Was habe ich gelacht, fast schon übermütig in mich hinein, „Ihr habt doch keine Ahnung!“ und „Mir machen doch Berge nichts aus! Ha! Simplon, sag ich, und Bernardino, Vogesen längs und die Porte de Envalira …“
Die Porte de Envalira oberhalb von Pas de la Casa in den andorranischen Pyrenäen ist von Ax les Thermes kommend in etwa fünf Stunden erradelbar. Mit Gepäck. 1700 Höhenmeter. Etwa vierzig Kilometer berghoch. Eine faire Sache. Du weißt, woran du bist. Bei den Fjorden sieht das anders aus. Von Helleren raus aus dem Jøssefjord über unzählige Aufs und Abs von jeweils Meereshöhe bis zweihundert oder dreihundert Meter, zudem sind die Steigungen manchmal über zwölf Prozent, was mit Gepäck nur noch in Serpentinenschlenkern auf der schmalen Straße möglich ist. Oder ungeteert.
In einem kleinen Dorf ca. vier Kilometer vor Kvinesdal begegne ich vorgestern Abend Ian, einem grauhaarigen Mann, der mich auf deutsch anspricht. Er habe lange in Hamburg gewohnt, Jazzmusiker, Seemann, verliebt in Frauen, die offenbar auch dafür verantwortlich waren, wo überall auf der Welt er seine Zeit verbrachte. Über Gott und die Welt vertiefen wir uns auf philosophische Themen, Theologie, wovon ich kaum Ahnung habe, heißes Pflaster, die institutionalisierte Kirche, die Dogmen in den Köpfen der Menschen und wie sie, felsbrockengleich aneinander knallen, sobald die dogmenbefüllten Wesen, die vom rechten Leben wissen, auch nur ein bisschen einander ins Revier geraten. Was zu dem Schluss führte, dass einjeder seine eigene Religion haben müsste, seinen eigenen Gott, oder am besten gar nichts davon, denn, die Lieber Onkel mit weißem Rauschebart-Geschichte oder Allah ist groß und was weiß ich noch alles, widerspricht sich doch alleine schon dadurch, dass die eine gläubige Gruppe behauptet, ihr Gott sei der einzig wahre und die andere glaubt, ihrer sei es. Ganz so einfach ist es nicht, gebe ich zu.

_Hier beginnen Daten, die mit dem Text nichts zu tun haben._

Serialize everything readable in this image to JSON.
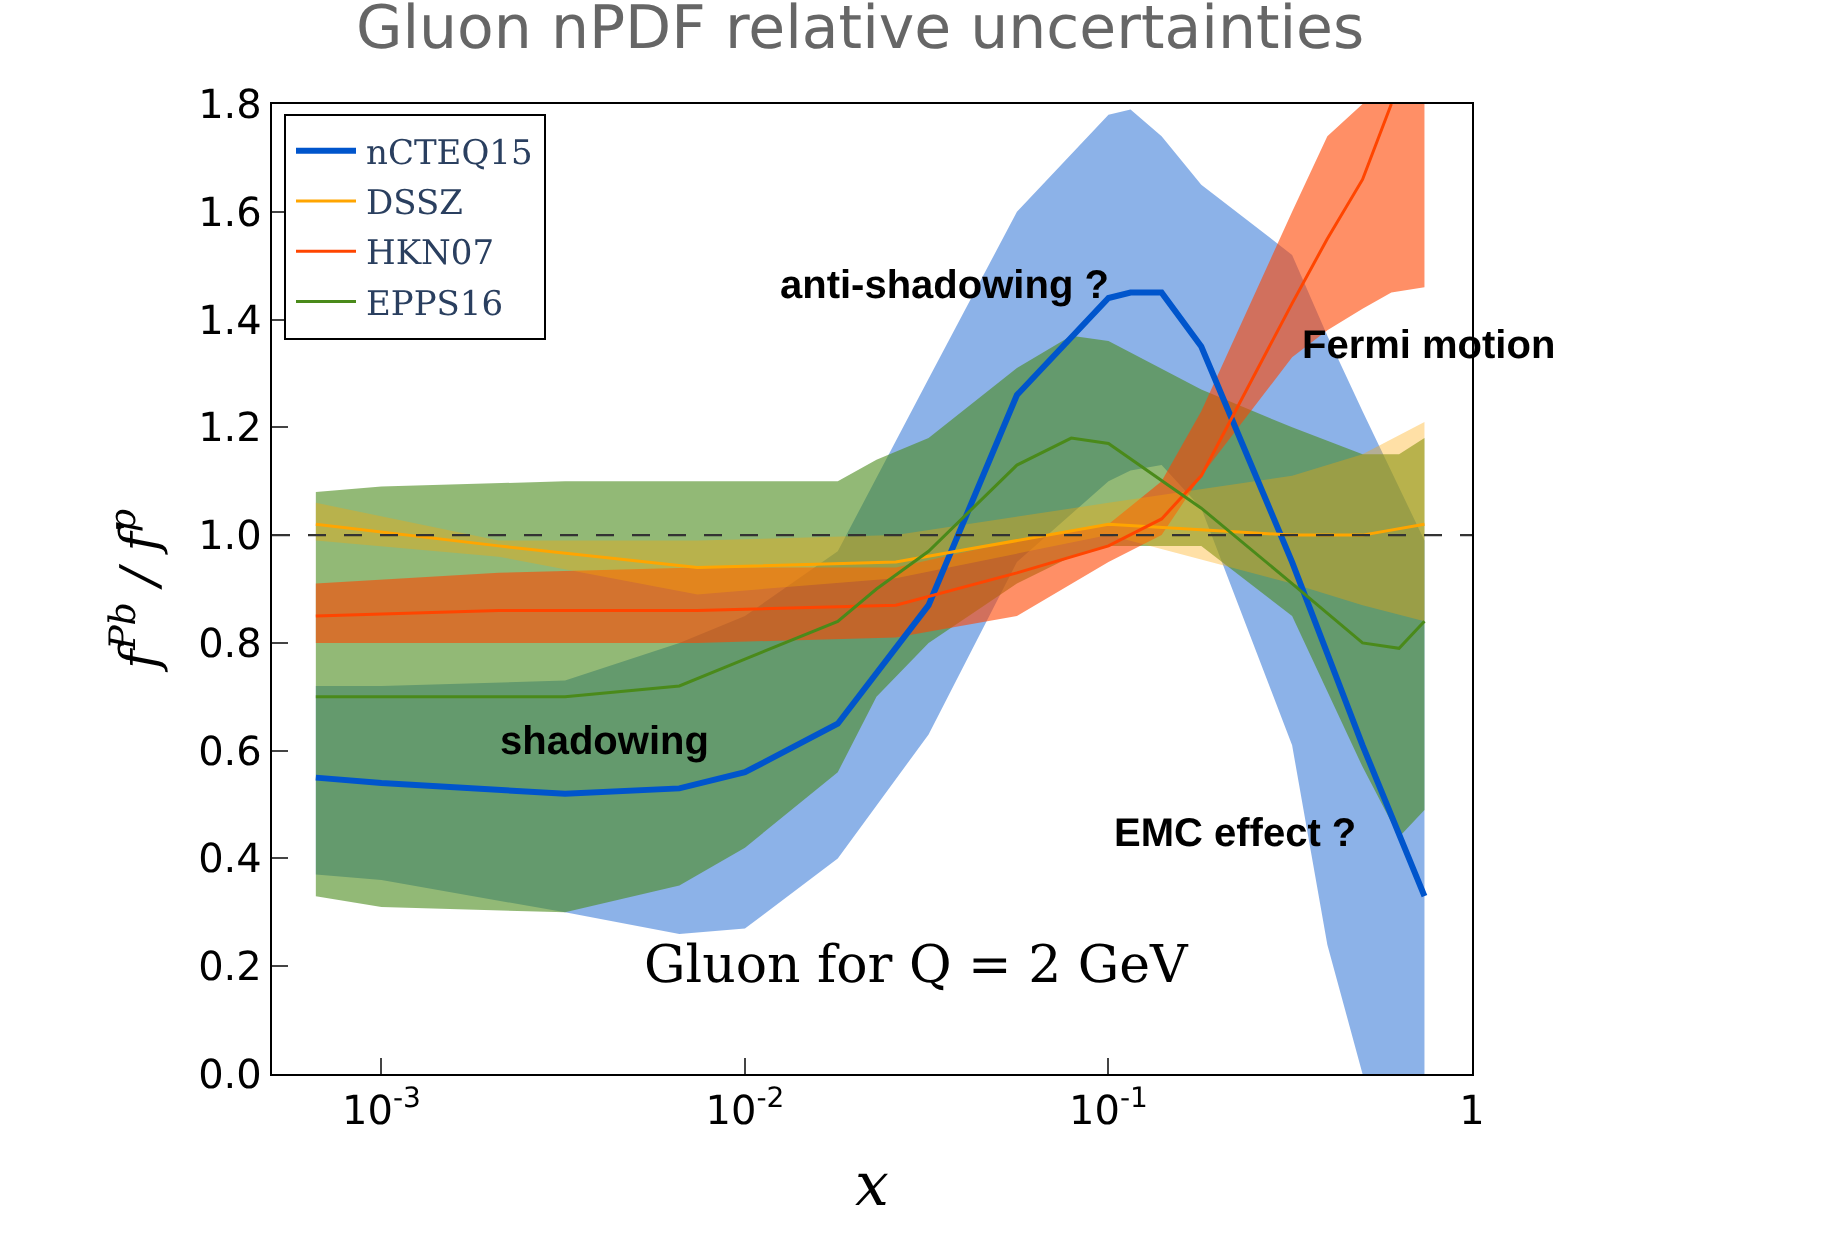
{
  "chart_data": {
    "type": "line",
    "title": "Gluon nPDF relative uncertainties",
    "xlabel": "x",
    "ylabel": "f$^{Pb}$ / f$^{p}$",
    "log": "x",
    "xlim": [
      0.0005,
      1
    ],
    "xticks": [
      {
        "value": 0.001,
        "label": "10$^{-3}$"
      },
      {
        "value": 0.01,
        "label": "10$^{-2}$"
      },
      {
        "value": 0.1,
        "label": "10$^{-1}$"
      },
      1
    ],
    "ylim": [
      0,
      1.8
    ],
    "yticks": [
      {
        "value": 0,
        "label": "0.0"
      },
      {
        "value": 0.2,
        "label": "0.2"
      },
      {
        "value": 0.4,
        "label": "0.4"
      },
      {
        "value": 0.6,
        "label": "0.6"
      },
      {
        "value": 0.8,
        "label": "0.8"
      },
      {
        "value": 1.0,
        "label": "1.0"
      },
      {
        "value": 1.2,
        "label": "1.2"
      },
      {
        "value": 1.4,
        "label": "1.4"
      },
      {
        "value": 1.6,
        "label": "1.6"
      },
      {
        "value": 1.8,
        "label": "1.8"
      }
    ],
    "legend": "top left",
    "marker": "none",
    "series": [
      {
        "name": "nCTEQ15",
        "color": "#0055cc",
        "x": [
          0.00066,
          0.001,
          0.0032,
          0.0066,
          0.01,
          0.018,
          0.032,
          0.056,
          0.1,
          0.115,
          0.14,
          0.18,
          0.32,
          0.4,
          0.5,
          0.74
        ],
        "values": [
          0.55,
          0.54,
          0.52,
          0.53,
          0.56,
          0.65,
          0.87,
          1.26,
          1.44,
          1.45,
          1.45,
          1.35,
          0.95,
          0.78,
          0.61,
          0.33
        ],
        "upper": [
          0.72,
          0.72,
          0.73,
          0.8,
          0.85,
          0.97,
          1.29,
          1.6,
          1.78,
          1.79,
          1.74,
          1.65,
          1.52,
          1.37,
          1.23,
          0.99
        ],
        "lower": [
          0.37,
          0.36,
          0.3,
          0.26,
          0.27,
          0.4,
          0.63,
          0.95,
          1.1,
          1.12,
          1.13,
          1.05,
          0.61,
          0.24,
          0.0,
          0.0
        ]
      },
      {
        "name": "DSSZ",
        "color": "#ffa500",
        "x": [
          0.00066,
          0.0021,
          0.0074,
          0.026,
          0.1,
          0.32,
          0.5,
          0.74
        ],
        "values": [
          1.02,
          0.98,
          0.94,
          0.95,
          1.02,
          1.0,
          1.0,
          1.02
        ],
        "upper": [
          1.06,
          0.99,
          0.99,
          1.0,
          1.06,
          1.11,
          1.15,
          1.21
        ],
        "lower": [
          0.99,
          0.96,
          0.89,
          0.92,
          1.0,
          0.91,
          0.87,
          0.84
        ]
      },
      {
        "name": "HKN07",
        "color": "#ff4500",
        "x": [
          0.00066,
          0.0021,
          0.0074,
          0.026,
          0.056,
          0.1,
          0.14,
          0.18,
          0.32,
          0.4,
          0.5,
          0.6,
          0.74
        ],
        "values": [
          0.85,
          0.86,
          0.86,
          0.87,
          0.93,
          0.98,
          1.03,
          1.11,
          1.43,
          1.55,
          1.66,
          1.8,
          null
        ],
        "upper": [
          0.91,
          0.93,
          0.94,
          0.94,
          0.99,
          1.02,
          1.1,
          1.23,
          1.6,
          1.74,
          1.8,
          1.8,
          1.8
        ],
        "lower": [
          0.8,
          0.8,
          0.8,
          0.81,
          0.85,
          0.95,
          1.0,
          1.11,
          1.33,
          1.38,
          1.42,
          1.45,
          1.46
        ]
      },
      {
        "name": "EPPS16",
        "color": "#4a8a1a",
        "x": [
          0.00066,
          0.001,
          0.0032,
          0.0066,
          0.01,
          0.018,
          0.023,
          0.032,
          0.056,
          0.079,
          0.1,
          0.18,
          0.32,
          0.5,
          0.63,
          0.74
        ],
        "values": [
          0.7,
          0.7,
          0.7,
          0.72,
          0.77,
          0.84,
          0.9,
          0.97,
          1.13,
          1.18,
          1.17,
          1.05,
          0.91,
          0.8,
          0.79,
          0.84
        ],
        "upper": [
          1.08,
          1.09,
          1.1,
          1.1,
          1.1,
          1.1,
          1.14,
          1.18,
          1.31,
          1.37,
          1.36,
          1.27,
          1.2,
          1.15,
          1.15,
          1.18
        ],
        "lower": [
          0.33,
          0.31,
          0.3,
          0.35,
          0.42,
          0.56,
          0.7,
          0.8,
          0.91,
          0.96,
          0.98,
          0.98,
          0.85,
          0.57,
          0.44,
          0.49
        ]
      }
    ],
    "ref_lines": [
      {
        "axis": "y",
        "value": 1.0,
        "color": "#333333",
        "line_style": "dashed"
      }
    ],
    "annotations": [
      "anti-shadowing ?",
      "Fermi motion",
      "shadowing",
      "EMC effect ?",
      "Gluon for Q = 2 GeV"
    ]
  }
}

Ein weiterer Radler taucht auf. Matt aus Birmingham auf Nordseerunde. Er ist der Sänger einer Gruppe namens Fading Caidens oder so ähnlich, die englandweit auftritt und die es sogar ins Fernsehen gepackt hat. Ian empfiehlt uns einen schönen Platz auf einer Wiese umringt von unbevölkerten Bienenstöcken. Ein aufgegebenes Privatgelände am Rande des kleinen Dorfes in der Nähe von Kvinesdal. Zudem windgeschützt, denn von Nordwesten kommt starker Wind auf.
Trotzdem radle ich weiter, durchquere Kvinesdal, radle in die Berge auf der Südseite des Fedafjords, wo ich einen schönen Nachtplatz nahe der fast unbefahrenen Straße 465 finde. Der nächste Tag, Tag 62 der Reise, soll der bisher härteste Tag werden. Reschenpass in Scheiben auf zwanzig Kilometern bis Ore. Dort plötzlich Flachland bis Farsund. Erholsam, ein kleines Fenland an der Südseite Norwegens. Zudem Rückenwind. Etwas kühler als die Tage zuvor, so dass ich in langen Radlerhosen fahre. Kein Supermarkt geöffnet – es ist Pfingstmontag. Noch immer hängen die Festflaggen vor den Häusern. Wer etwas auf sich hält in Norwegen, scheints, hat einen Fahnenmast im Garten. Rot-weiß-blaue Welt. An wenigen Tankstellen kaufe ich Milch, Schokopaste. Vernünftiges Essen für den Tagesbedarf, gar Obst, gibt es nicht. Ich kann meinen Packsack doch nicht voller Chipstüten packen. Ab Farsund hat man die Wahl zwischen Pest und Cholera: Verkehr auf der 43, oder auf und ab auf einer Seitenstraße, die erst zehn Kilometer östlich von Farsund die bis dahin alternativlose 43 ersetzt. Mit meinem jetzigen Wissen würde ich die Alternative nicht mehr wählen. Ein einziges Auf und Ab, ungeteert, unfahrbar. Ich spiele das Kalköferweg Spiel. Sechzig Doppelschritte schieben, Puste holen, sechzig Doppelschritte schieben, Puste holen usw. Mit Obst und Müsli und allmöglichem Essbarem, wäre es sicher einfacher.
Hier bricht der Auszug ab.